Significado. David describe a los impíos como hombres cuyas manos están manchadas por la maldad premeditada y el soborno; al señalar su separación de ellos, confiesa que la santidad de su vida procede enteramente de la gracia soberana que lo apartó para Dios.

Contexto. El Salmo 26 es una oración de David, rey ungido de Israel, que clama a Dios pidiendo ser examinado y vindicado. Compuesto en medio de adversarios que lo acusaban, el salmo no es jactancia de mérito propio, sino la apelación de un creyente del pacto que desea distinguirse de los malvados. Los destinatarios originales fueron el pueblo de Israel reunido en torno al santuario, y por extensión toda la iglesia que busca andar en integridad ante el Señor.

Explicación. El versículo describe a aquellos de quienes David pide ser separado: «en cuyas manos está el mal, y su diestra está llena de sobornos». La «mano» y la «diestra» representan la acción y el poder del hombre; en los impíos, ese poder se emplea para la corrupción y la injusticia. El término hebreo para «soborno» (shójad) evoca el pervertir del juicio, un pecado que profana la justicia que refleja el carácter de Dios. Desde la perspectiva reformada, esta separación no nace de una bondad innata del salmista, pues «no hay justo, ni aun uno»; brota más bien de la obra regeneradora del Espíritu, que distingue al elegido del mundo. La integridad de David apunta tipológicamente a Cristo, el único verdaderamente justo, cuyas manos jamás se mancharon de iniquidad y en quien somos contados como justos.

Referencias relacionadas. Compárese con Éxodo 23:8, que prohíbe el soborno porque «ciega a los que ven»; con Isaías 33:15, que describe al que rechaza el cohecho; con el Salmo 24:3-4, sobre las manos limpias para subir al monte del Señor; y con 1 Corintios 6:11, donde se recuerda a los creyentes: «mas ya habéis sido lavados».

Aplicación práctica.

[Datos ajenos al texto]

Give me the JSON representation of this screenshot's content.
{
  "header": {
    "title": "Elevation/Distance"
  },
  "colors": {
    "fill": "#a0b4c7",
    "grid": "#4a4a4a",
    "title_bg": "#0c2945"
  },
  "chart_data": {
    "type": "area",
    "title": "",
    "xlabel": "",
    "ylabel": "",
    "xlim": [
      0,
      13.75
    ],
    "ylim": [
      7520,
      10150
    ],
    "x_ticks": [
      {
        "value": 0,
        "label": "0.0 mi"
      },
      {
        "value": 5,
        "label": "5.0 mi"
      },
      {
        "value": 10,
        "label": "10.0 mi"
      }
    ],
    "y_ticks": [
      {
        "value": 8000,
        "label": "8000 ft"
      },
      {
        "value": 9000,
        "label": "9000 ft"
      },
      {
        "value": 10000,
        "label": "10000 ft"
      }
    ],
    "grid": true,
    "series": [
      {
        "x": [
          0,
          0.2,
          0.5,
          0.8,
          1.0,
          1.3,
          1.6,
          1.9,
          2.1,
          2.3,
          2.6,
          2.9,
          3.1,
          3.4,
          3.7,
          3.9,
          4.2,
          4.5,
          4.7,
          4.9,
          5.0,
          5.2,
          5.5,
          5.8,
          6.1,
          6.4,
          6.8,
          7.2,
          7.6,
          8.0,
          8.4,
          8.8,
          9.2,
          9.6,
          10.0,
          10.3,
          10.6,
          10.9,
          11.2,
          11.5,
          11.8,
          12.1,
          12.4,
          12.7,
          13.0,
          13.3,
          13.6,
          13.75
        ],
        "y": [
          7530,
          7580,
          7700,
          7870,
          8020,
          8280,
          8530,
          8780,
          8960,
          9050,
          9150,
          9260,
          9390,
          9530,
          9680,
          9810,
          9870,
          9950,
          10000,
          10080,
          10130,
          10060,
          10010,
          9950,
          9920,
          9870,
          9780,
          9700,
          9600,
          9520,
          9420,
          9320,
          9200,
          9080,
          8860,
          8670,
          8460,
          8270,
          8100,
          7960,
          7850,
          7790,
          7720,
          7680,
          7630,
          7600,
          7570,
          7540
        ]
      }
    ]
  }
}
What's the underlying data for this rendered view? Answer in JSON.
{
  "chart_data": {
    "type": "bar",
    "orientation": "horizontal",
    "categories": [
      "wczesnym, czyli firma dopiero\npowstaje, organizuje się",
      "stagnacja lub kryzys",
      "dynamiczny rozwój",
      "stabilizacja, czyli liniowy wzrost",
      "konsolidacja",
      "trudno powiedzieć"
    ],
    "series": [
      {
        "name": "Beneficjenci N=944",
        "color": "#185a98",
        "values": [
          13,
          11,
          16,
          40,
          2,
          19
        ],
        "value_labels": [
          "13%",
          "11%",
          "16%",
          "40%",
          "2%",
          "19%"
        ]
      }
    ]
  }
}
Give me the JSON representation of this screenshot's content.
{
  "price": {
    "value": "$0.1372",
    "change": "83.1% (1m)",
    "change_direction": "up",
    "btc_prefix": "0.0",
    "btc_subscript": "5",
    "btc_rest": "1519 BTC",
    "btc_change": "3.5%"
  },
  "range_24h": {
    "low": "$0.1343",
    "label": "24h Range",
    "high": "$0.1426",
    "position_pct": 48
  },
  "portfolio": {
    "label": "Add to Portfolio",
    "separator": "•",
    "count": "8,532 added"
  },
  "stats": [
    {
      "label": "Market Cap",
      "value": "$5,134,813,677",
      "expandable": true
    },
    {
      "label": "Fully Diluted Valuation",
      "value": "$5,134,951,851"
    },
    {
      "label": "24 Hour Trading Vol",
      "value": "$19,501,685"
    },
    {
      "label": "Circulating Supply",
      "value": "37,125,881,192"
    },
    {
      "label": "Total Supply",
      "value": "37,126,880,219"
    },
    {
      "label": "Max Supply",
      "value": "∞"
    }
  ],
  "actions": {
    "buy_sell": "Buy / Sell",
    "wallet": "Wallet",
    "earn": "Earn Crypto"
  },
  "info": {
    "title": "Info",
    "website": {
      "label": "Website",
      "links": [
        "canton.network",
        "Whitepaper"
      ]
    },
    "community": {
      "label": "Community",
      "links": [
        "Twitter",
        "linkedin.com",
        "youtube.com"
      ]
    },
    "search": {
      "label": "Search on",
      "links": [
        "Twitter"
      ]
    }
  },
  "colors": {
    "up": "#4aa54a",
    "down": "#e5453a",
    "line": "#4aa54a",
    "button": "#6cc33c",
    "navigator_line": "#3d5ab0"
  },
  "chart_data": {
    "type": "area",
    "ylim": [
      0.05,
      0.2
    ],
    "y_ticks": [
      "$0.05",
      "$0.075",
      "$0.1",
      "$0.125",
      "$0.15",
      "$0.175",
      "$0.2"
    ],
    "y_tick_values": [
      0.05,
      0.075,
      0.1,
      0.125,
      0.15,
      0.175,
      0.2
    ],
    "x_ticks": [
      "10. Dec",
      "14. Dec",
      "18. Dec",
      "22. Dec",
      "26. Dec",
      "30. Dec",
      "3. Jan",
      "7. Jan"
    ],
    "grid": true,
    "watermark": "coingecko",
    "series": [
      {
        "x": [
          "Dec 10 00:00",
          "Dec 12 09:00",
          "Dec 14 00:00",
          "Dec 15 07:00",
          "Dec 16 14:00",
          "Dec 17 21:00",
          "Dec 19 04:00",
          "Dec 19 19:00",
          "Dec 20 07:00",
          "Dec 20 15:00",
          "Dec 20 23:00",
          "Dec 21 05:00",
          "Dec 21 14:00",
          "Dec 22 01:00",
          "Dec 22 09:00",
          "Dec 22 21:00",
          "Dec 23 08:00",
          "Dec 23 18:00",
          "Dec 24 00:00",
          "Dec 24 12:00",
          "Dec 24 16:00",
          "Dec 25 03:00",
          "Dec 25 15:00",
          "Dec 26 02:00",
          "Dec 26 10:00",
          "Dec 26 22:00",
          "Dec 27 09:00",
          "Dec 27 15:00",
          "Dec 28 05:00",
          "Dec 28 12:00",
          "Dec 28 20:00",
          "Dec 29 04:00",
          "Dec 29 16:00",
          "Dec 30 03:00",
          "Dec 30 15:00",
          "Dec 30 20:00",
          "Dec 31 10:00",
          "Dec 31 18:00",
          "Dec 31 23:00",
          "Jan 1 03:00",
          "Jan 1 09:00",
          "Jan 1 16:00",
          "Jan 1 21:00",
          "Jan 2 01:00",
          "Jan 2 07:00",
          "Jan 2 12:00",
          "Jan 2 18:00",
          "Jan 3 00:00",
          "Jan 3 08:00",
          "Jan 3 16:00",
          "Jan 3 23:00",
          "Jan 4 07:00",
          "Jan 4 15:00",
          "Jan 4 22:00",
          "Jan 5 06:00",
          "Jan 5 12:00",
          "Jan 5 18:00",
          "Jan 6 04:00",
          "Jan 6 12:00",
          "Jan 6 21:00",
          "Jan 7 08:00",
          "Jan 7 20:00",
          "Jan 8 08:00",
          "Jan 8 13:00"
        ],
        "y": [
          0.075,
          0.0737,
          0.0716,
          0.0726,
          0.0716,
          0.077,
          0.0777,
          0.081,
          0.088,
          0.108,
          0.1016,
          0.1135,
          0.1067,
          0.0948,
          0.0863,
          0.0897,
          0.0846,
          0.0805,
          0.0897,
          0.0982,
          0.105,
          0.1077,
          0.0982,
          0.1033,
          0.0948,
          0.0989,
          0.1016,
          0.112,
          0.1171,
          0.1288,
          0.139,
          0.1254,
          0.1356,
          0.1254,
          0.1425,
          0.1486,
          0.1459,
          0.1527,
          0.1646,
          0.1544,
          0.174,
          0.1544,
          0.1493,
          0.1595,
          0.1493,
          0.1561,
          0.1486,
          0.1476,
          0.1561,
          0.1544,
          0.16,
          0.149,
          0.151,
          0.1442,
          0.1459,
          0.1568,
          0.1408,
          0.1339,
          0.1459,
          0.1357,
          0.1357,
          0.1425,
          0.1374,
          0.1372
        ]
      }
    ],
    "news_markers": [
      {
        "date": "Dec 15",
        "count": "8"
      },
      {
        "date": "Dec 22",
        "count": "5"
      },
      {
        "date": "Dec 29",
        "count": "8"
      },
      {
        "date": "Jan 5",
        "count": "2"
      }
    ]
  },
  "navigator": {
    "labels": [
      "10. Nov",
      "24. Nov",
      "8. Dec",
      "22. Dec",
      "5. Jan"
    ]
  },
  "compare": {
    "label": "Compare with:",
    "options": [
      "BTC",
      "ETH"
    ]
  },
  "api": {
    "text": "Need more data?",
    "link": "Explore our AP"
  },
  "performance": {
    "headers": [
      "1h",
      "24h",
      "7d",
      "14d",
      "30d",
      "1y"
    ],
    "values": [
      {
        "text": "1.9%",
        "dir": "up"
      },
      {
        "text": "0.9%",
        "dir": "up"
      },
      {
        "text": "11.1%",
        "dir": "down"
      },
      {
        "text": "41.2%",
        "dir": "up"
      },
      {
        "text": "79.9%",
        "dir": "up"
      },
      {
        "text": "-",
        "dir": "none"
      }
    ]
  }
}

El creyente vive hoy rodeado de estructuras donde el soborno, el favor injusto y la manipulación parecen normales. Este versículo nos llama a una santidad visible, a manos limpias en los negocios, en el trabajo y en el trato con el prójimo. No nos jactamos de ello como logro propio, sino que damos gracias porque la gracia soberana nos separó del camino de los impíos y nos capacita para reflejar la rectitud de Cristo.

Para reflexionar. ¿En qué áreas concretas de mi vida diaria está el Señor llamándome a mantener las manos limpias, confiando en que su gracia, y no mi fuerza, es la que me aparta del mal?